By Nathan Volke
Councilman, District 3
Your new Anne Arundel County Council has been in office for just over one month. In that time, I have been pushing hard on something I campaigned to do: make local government more transparent. The issue of transparency has come up in two areas in just the past few weeks: 1) appointing a new county auditor and 2) the process that ended the 287(g) program.
The county auditor in Anne Arundel County is selected by and reports to the county council. The auditor’s office ensures that the money appropriated by the county council is spent by the county executive and other county departments in the correct way. This is a vital position because it serves as the fiscal watchdog for the county’s money — and your tax dollars.
When we first took office in early December, the county council members learned that our current county auditor was scheduled to retire on December 31. We had to select a replacement, and fast. In the past, the county council has chosen someone who already works within the auditor’s office to serve as the new auditor. But I and others on the council had a significant concern: how do we know that we have the best candidate for the position in-house? We have some tremendously intelligent and capable people in our county auditor’s office, which is one of the best in Maryland.

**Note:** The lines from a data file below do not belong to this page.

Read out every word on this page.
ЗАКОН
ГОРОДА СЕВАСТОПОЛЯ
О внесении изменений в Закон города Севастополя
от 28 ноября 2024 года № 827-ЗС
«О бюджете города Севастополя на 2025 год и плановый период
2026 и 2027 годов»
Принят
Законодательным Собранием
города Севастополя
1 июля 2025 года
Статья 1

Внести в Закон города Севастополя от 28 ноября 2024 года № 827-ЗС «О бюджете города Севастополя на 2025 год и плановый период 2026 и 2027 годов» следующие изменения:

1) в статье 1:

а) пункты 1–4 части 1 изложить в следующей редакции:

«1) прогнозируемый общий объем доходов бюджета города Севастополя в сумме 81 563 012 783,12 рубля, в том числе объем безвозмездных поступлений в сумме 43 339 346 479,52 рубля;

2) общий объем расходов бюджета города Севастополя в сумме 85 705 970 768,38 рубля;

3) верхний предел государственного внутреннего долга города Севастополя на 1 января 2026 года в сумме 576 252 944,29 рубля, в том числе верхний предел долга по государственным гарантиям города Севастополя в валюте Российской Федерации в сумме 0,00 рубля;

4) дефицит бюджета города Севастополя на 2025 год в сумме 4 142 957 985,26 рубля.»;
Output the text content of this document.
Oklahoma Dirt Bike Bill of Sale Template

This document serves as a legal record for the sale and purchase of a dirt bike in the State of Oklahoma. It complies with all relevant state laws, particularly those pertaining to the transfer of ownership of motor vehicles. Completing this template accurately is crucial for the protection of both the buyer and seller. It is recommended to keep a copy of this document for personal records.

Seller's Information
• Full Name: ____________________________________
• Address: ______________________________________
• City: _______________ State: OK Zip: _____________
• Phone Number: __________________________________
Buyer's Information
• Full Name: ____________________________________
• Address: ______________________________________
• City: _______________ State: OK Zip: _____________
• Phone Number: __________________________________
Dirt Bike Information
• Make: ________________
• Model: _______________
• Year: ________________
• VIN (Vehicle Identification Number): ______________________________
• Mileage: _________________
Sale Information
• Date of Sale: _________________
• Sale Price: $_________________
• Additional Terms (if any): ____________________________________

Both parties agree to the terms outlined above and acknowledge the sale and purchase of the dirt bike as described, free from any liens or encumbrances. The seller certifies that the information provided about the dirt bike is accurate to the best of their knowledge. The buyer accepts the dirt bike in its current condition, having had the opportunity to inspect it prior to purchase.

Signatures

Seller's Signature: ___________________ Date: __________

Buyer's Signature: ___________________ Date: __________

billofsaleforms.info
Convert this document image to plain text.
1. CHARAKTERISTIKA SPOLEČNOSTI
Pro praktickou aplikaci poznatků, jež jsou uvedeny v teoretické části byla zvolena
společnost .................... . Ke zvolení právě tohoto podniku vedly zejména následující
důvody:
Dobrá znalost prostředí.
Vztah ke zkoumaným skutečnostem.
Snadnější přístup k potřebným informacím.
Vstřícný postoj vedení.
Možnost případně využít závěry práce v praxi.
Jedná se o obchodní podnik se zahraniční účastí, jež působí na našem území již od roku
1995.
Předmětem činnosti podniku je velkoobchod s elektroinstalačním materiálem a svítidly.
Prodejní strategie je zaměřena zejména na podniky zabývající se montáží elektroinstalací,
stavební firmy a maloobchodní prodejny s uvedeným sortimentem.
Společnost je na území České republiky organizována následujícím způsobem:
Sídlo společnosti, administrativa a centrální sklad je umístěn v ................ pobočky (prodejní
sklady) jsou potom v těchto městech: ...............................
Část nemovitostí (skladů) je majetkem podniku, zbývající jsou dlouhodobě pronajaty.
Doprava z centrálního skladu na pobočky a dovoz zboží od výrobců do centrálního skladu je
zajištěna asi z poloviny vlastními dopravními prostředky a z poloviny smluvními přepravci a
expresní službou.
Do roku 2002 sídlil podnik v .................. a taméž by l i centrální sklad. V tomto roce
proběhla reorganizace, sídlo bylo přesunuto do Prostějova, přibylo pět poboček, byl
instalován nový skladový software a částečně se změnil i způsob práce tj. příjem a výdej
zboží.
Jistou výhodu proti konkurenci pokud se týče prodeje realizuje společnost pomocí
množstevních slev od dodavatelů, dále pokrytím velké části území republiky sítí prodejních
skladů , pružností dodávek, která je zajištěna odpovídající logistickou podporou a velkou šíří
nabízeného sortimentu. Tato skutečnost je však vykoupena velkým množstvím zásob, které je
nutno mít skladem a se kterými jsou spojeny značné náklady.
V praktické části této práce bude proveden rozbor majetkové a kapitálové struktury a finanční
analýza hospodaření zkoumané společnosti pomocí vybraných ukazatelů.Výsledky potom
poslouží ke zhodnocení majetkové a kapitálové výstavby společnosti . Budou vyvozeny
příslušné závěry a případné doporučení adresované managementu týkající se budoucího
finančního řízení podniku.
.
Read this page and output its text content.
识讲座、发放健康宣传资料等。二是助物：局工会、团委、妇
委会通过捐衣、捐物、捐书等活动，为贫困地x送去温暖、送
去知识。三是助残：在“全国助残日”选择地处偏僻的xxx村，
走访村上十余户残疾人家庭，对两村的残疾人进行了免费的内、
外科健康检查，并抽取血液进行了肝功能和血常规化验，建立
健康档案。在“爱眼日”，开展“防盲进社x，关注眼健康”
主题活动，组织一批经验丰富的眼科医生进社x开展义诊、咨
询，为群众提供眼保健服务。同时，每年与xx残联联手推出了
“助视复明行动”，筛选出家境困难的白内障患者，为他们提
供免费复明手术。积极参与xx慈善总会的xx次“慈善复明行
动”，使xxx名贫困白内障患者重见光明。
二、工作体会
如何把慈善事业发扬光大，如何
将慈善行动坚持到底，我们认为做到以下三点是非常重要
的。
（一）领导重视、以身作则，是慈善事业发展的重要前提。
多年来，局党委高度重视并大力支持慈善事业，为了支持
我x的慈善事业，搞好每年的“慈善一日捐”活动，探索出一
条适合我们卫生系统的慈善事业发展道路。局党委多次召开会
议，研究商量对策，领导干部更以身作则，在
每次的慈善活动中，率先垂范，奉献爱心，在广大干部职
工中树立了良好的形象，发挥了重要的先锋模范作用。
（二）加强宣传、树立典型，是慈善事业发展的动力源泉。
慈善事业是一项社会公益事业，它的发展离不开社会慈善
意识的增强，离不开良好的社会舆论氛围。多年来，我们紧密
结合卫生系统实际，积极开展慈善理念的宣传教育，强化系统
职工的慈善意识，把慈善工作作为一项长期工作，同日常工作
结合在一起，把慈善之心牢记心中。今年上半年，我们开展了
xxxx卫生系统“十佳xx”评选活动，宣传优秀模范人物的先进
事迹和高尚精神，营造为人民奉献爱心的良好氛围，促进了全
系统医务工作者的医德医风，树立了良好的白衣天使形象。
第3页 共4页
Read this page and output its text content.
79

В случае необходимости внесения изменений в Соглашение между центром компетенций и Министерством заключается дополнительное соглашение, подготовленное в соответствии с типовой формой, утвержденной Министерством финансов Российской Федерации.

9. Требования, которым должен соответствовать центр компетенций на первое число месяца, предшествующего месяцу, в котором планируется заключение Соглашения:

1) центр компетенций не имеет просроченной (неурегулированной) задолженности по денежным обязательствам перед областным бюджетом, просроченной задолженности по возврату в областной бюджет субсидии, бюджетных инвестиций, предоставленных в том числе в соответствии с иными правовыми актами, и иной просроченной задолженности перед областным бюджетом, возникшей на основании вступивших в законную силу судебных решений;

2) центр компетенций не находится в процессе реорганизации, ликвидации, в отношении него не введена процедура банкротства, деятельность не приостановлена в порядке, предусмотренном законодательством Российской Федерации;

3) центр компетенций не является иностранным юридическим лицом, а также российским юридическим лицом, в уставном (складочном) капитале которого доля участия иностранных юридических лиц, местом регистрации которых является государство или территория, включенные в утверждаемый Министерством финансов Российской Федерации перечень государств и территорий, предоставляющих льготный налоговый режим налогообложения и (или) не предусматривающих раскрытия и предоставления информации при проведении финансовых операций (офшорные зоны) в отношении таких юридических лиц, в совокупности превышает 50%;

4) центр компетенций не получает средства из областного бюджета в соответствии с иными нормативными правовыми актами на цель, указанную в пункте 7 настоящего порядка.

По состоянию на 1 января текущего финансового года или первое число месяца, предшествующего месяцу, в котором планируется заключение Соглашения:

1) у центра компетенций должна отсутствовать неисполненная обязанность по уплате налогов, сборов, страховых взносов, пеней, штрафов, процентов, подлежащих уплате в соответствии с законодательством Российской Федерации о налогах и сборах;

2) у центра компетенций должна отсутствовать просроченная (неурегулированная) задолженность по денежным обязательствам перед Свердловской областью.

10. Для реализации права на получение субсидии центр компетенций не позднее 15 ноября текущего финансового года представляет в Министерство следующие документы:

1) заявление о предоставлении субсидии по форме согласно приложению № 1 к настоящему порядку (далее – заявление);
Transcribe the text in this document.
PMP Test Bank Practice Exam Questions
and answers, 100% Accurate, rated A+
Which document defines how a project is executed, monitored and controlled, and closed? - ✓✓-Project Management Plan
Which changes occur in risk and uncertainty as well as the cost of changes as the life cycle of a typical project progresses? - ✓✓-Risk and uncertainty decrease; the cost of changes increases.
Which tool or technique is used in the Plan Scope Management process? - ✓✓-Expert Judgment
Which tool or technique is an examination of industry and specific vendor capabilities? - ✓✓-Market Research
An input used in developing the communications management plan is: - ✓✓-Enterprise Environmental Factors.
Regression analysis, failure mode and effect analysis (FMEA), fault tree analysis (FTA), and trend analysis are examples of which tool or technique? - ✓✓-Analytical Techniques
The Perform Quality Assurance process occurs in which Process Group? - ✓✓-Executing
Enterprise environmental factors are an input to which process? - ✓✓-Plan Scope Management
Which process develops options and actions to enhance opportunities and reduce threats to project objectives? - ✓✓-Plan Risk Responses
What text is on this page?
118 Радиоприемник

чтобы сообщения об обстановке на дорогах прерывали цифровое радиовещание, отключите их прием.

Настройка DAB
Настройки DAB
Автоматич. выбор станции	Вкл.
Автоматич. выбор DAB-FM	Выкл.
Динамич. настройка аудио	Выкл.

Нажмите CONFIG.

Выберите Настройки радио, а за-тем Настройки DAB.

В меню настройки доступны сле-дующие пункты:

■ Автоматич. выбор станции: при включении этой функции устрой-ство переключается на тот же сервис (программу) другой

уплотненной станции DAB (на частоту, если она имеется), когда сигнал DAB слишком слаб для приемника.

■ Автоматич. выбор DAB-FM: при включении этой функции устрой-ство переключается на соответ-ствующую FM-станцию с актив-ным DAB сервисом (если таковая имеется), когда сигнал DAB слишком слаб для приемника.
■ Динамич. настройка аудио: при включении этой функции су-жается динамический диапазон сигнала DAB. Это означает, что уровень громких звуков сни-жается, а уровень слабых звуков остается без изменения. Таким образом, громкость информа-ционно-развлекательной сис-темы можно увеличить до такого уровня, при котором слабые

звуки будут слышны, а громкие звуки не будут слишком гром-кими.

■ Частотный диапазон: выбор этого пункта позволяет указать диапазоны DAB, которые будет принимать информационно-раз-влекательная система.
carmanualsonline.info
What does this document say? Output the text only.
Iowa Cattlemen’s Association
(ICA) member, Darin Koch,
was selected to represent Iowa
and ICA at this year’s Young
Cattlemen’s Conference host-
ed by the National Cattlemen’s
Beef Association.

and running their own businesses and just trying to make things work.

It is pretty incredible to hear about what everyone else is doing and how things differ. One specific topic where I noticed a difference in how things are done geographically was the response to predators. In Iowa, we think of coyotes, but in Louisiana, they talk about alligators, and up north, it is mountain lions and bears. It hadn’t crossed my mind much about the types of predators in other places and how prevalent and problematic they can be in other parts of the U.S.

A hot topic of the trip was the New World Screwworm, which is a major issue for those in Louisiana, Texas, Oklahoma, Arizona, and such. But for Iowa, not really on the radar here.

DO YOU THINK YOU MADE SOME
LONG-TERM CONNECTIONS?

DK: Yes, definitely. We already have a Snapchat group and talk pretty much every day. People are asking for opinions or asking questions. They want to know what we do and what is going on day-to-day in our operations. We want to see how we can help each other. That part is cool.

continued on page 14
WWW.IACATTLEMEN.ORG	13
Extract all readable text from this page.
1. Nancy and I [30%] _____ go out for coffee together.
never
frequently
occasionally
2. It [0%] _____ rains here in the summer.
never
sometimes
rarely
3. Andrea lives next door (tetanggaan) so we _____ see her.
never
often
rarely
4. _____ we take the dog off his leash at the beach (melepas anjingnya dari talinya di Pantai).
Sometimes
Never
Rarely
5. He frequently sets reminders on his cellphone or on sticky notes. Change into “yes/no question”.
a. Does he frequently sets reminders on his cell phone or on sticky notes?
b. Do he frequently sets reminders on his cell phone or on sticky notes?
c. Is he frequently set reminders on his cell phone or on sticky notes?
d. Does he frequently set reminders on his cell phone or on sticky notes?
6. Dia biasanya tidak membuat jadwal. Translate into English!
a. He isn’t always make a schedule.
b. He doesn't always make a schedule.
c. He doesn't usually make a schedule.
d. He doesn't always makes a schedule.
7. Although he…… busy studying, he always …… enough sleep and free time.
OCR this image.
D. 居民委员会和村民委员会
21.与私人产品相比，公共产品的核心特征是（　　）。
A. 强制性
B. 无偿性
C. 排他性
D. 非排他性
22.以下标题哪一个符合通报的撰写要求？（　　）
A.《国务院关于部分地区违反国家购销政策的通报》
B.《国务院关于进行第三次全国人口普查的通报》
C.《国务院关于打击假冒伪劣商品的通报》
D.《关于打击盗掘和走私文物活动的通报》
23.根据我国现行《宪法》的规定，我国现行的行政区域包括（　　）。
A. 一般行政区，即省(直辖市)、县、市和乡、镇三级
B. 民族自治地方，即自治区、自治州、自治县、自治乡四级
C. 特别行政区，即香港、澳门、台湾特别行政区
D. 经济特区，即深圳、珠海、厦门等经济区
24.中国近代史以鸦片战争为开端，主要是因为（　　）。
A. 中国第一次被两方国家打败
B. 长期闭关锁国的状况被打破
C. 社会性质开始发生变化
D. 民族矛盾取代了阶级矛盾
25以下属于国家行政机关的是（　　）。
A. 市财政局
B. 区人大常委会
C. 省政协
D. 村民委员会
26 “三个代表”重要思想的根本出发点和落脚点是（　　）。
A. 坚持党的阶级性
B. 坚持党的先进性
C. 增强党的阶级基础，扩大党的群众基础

But there are also many smart, hardworking people in the private sector and other parts of government who might be qualified for the position.
Fortunately, the council was able to come up with a bipartisan solution: advertise the position, seek applicants, interview the applicants and select the best candidate. Sound familiar? Of course it does. That is how most jobs get filled. It’s just common sense. It also sets a more transparent standard for selecting people for some of the top jobs in Anne Arundel County government. And I think that is a good thing.
Another area to which I am currently working to bring transparency is the termination of the 287(g) program by County Executive Steuart Pittman. The 287(g) program deputizes highly trained detention officers to assist in screening individuals during the booking process at our local detention centers after they have been arrested and charged with a crime. While I feel strongly that 287(g) is a solid program that worked well here in Anne Arundel County, and I wish the administration had taken the time to hear that argument before terminating it, I also realize that there is another argument on the other side that is worthy of discussion.
I am happy that we are finally having a discussion around the merits of 287(g) as a result of a resolution I introduced that asks the county executive to reinstitute the program. Discussion around issues like this one between citizens and their elected officials — before policy decisions are made — is what government and making policy is all about. In my opinion, discussions like this one lead to better understanding and better policy.
While I hope that the county executive changes his decision and decides to reinstate the 287(g) program in Anne Arundel County to make our community safer, at least I can say I was part of bringing that debate to the people who elected us, and we heard from them. You elected me to listen and then act, not the other way around. I intend to act accordingly.